Musings on Annie Hall, Masculinity and 70s Action Cinema, Revolver and Vito Cipriani, Oliver Reed

Well, this is my first post. I'm reeling from watching Annie Hall. For a comedy, that movie sure is depressing. For the first time, I'm struck by how well-observed the character of Alvy (played by Woody Allen) is: I hate to say it, but in Alvy I recognise an exaggerated version of the 'tics' that have plagued my own dealings with the 'fairer sex'--hesitancy, insecurity, a fear of the vulnerability that accompanies revealing our emotions.

Yes, Alvy is a shorter version of a 'guy's guy': his whimpering persona is a hyperbolic representation of the flaws that govern mens behaviour.



As stated above, the name for this blog comes from the movie Blood in the Streets (also known as Revolver and In the Name of Love): Vito Cipriani is a character played by Oliver Reed. In the early 70s, Reed played a number of no-nonsense action characters, in movies like Sitting Target (directed by Douglas Hickox)--a classic that needs to be released on DVD right this minute (do ya hear me?)--and Don Medford's The Hunting Party (another of my favourite movies).

In Blood in the Streets Reed plays a prison warden whose wife is kidnapped. I should point out that Reed's wife is played by the astoundingly gorgeous Agostina Belli: if only I could meet a woman like that.

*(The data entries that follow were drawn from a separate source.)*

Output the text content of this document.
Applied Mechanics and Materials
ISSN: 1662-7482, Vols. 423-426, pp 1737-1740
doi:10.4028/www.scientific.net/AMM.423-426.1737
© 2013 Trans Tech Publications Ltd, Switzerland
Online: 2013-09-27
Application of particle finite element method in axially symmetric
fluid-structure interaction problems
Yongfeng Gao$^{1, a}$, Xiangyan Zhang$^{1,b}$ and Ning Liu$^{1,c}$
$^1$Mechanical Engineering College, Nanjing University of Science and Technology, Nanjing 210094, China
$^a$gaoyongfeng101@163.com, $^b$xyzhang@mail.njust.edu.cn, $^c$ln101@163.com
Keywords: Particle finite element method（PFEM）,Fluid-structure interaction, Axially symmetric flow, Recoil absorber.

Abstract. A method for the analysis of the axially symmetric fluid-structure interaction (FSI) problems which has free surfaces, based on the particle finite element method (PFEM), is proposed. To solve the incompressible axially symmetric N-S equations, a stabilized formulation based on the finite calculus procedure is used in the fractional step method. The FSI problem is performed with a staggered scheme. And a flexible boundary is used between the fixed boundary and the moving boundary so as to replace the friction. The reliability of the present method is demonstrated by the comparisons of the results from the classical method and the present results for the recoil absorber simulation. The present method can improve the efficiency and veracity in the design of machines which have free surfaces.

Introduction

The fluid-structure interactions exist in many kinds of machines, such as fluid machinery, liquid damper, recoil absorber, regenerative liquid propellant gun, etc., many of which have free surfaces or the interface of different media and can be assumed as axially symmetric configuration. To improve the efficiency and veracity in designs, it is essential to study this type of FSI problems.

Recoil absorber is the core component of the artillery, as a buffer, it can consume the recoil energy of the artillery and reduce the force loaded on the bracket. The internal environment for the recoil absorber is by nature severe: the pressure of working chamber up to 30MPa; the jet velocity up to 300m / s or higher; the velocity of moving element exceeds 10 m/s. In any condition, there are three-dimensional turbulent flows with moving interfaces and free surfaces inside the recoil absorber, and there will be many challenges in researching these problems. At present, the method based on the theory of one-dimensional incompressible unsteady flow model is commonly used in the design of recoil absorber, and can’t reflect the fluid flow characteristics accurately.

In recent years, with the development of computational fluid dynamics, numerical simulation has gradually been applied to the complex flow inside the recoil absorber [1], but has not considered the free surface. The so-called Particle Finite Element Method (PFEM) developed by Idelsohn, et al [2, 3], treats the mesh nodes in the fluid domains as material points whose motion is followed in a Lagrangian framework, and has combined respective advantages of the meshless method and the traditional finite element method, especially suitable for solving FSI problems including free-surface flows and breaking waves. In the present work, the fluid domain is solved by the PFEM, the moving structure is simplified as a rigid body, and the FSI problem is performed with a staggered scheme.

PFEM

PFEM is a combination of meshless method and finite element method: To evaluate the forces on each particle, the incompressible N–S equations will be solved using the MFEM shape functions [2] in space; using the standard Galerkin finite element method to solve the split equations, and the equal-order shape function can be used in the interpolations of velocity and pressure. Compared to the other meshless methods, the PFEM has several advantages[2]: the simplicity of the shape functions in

Reed is forced by the kidnappers to release a prisoner, a petty thief played by Fabio Testi. At the end of the film, it is revealed that Reed's wife has been kidnapped by some French politicos who had arranged the assassination of another French politician/businessman, who had turned against his 'class' and threatened to expose some corruptions at the heart of the government. The politicos want Testi dead because he is the only man who knows that the man the politicos had accused of the murder (Testi's friend) was dead before the assassination took place. At the end of the movie, Reed is offered a choice: kill Testi and get his wife back, or let Testi live (and reveal the conspiracy) and suffer the consequences (Reed's wife to be accused of the murder of a musician, and Reed's career to be destroyed). As Reed is told by one of the politicos, 'Society has many means of protecting itself: bureaucracy, red tape... and the revolver'.

Reed makes the choice: he kills Testi, and his wife is returned to him. However, in the closing shot his wife realises what has happened and backs away from Reed: Reed has fought hard, but has ultimately alienated the wife he loves and for whom he has struggled.

Reed is brilliant in this movie: tough, tender and desperate in all the right places. And it's this 'old school' idea of masculinity and its treatment in popular culture that I want to celebrate and examine in this blog.

Okay, now that long-winded introduction is over, let the good times roll.